Invest in educating designers or yourself in being able to do the hand math of basic hydraulic calculations. Do not just rely on software hoping that it will help the calcs work. Remember garbage in garbage out rule.
If possible invest in a quality hydraulic software program that really allows you to massage a design effectively, efficiently, and relatively quickly. High quality design programs do an excellent job at making this easier for those that know what they are doing when they use it.
There are other items I know that are constant issues, that I will have to add at a later time :)... but for now back to work!

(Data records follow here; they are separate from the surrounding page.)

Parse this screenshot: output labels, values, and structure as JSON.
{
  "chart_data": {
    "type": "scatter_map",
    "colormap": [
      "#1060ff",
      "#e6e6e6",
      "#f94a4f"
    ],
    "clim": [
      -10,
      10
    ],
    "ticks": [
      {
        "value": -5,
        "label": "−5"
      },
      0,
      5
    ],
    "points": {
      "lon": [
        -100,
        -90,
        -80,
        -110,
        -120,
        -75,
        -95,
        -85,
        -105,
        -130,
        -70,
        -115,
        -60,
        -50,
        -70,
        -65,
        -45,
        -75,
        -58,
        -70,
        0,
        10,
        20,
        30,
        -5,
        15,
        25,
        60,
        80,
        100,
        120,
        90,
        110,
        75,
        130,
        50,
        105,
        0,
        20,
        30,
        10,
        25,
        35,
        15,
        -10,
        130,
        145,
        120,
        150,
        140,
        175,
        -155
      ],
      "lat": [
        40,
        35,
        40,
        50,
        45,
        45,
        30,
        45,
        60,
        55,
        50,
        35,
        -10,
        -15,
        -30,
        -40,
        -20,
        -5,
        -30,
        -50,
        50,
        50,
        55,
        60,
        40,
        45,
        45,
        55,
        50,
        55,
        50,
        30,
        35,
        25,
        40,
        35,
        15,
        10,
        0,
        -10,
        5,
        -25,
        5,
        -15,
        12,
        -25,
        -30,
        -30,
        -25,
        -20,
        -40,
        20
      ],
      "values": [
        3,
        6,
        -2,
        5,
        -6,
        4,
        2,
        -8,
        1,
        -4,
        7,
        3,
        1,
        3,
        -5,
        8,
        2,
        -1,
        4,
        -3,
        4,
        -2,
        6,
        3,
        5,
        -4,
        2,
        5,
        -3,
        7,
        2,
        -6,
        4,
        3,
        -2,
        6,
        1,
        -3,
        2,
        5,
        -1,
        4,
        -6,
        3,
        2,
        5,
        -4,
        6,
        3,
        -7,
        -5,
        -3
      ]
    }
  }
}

Great topic, and great checklist - I'd be hard-pressed to come up with any more ideas... but I'm going to give I some thought. I was once taught that if you are scraping for every crumb, since you are accounting for the equivalent feet loss in the fittings, don't add the length of the fitting again. Avoid reducing Vics if you have to (IF you even remembered to add the RV loss). I'm finding too many designers take for granted what the computer-generated hydraulic calc or seismic brace calc tells them. Like Brian said above, examine the output data, look for potential improvements, where you are burning-up pressure; where the velocity is hurting you (e.g., second-to-the-last sprinkler on the branch line). Consider looping or bird-caging. Look where you can afford the pressure loss and massage the pipe diameters. Nothing beats the experience of doing hand-calcs, and especially with some design programs doing the calcs, I feel it is becoming a lost art. If your calcs do work, you shouldn't stop and call it good there. You need keep watching for your company's bottom line by considering most efficient in terms of material, fabrication, joining methods, and installation. What makes your company competitive. That isn't always what calcs best. That computer program doesn't know fitter rates, what length you can stuff through the trusses, and it tends to like grooved tees.